Le due piste blu, finora servite da due storiche seggiovie triposto datate e lente, verranno presto collegate da un’unica seggiovia esaposto ad agganciamento automatico: un solo impianto, una portata massima di 2.650 sciatori l’ora e un tempo di percorrenza inferiore ai cinque minuti. È questa la più importante novità del comprensorio sciistico di San Martino di Castrozza e Passo Rolle per il prossimo inverno.
Come spiega il comunicato della società Funivie Seggiovie San Martino, la nuova seggiovia, lunga 1.324 metri e con un dislivello di 308, viaggerà a cinque metri al secondo, completando la corsa in appena 4 minuti e 27 secondi. I 33 piloni attuali verranno ridotti a dieci, con benefici per il paesaggio e una diminuzione dell’impatto ambientale, nel rispetto delle aree umide e delle torbiere tutelate all’interno del Parco naturale Paneveggio Pale di San Martino. Un’altra novità che piacerà agli sciatori sarà lo “Skibar Scandola”, con una terrazza esposta al sole, che prenderà il posto del piccolo chiosco alla stazione di valle.
L’ammodernamento non si limiterà alla rimodulazione degli impianti. Sulla pista Scandola verrà completamente rifatto il tracciato e sarà potenziato il sistema di innevamento, mentre sulla Conca si interverrà per prolungarla di oltre 700 metri, collegandola direttamente alla Scandola e alleggerendo il traffico sulla dorsale della Rododendro, la pista più frequentata dell’Alpe.

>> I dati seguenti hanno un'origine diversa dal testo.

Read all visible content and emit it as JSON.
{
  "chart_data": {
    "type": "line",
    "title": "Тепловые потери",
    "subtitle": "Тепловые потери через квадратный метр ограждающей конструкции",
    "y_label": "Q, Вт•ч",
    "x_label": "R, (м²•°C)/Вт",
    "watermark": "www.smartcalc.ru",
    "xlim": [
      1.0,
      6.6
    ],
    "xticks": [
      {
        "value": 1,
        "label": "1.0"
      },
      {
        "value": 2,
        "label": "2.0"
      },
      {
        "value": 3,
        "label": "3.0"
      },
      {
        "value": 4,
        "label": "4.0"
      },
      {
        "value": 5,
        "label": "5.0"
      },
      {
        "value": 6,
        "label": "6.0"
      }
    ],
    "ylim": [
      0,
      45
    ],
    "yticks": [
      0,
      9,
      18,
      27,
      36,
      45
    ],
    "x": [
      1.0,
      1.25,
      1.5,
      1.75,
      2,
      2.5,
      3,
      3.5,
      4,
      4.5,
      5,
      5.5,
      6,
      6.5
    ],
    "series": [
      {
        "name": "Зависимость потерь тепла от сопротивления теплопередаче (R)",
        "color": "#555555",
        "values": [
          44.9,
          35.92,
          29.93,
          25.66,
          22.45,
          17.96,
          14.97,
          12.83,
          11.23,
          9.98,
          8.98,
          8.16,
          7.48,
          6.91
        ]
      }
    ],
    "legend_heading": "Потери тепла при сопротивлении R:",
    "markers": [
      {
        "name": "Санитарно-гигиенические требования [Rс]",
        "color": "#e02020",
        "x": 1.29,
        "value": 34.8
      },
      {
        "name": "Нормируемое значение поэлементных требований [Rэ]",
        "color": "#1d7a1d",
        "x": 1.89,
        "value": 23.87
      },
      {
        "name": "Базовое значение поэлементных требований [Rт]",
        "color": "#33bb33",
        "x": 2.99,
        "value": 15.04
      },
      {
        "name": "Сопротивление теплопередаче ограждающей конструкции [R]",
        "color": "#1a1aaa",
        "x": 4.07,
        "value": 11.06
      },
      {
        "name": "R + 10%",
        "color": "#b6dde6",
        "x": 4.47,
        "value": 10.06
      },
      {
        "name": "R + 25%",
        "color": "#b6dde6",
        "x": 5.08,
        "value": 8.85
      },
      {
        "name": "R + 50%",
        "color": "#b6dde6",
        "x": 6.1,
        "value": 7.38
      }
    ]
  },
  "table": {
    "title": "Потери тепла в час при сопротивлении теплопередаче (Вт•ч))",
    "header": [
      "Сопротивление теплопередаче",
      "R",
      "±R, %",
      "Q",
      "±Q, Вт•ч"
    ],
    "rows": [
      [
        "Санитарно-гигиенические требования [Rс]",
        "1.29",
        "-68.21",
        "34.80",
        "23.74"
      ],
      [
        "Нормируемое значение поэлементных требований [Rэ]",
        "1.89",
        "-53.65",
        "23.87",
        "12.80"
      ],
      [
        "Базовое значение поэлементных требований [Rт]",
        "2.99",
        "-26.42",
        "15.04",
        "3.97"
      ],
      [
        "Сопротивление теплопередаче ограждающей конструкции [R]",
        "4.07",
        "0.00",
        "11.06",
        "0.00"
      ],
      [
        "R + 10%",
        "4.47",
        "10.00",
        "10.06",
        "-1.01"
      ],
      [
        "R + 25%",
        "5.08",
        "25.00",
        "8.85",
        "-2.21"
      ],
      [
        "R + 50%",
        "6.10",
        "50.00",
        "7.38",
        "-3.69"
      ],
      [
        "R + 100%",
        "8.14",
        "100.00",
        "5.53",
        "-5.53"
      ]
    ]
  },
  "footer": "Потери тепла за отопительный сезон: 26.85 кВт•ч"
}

Sarà inoltre realizzata una nuova variante diretta allo snowpark, mentre l’area boardercross verrà potenziata e diventerà la “Dolomia Funslope”. L’innevamento sarà garantito da generatori dedicati. Infine, il tratto conclusivo della Cima Tognola sarà collegato alla Scandola attraverso la nuova pista “Larici”, lunga circa 500 metri. Gli sciatori apprezzeranno molto questo breve skiweg che eviterà di risalire la Rododendro.
L’intero progetto comprende anche la realizzazione di una nuova condotta d’acqua dalla località Fratazza al bacino di innevamento in quota, il potenziamento delle sale pompe e l’installazione di trenta nuovi generatori di neve. Alcuni interventi secondari potranno essere completati entro il 2027, ma già dall’inverno 2026-2027 il versante Scandola-Conca sarà interessato dalla nuova configurazione di piste e impianti.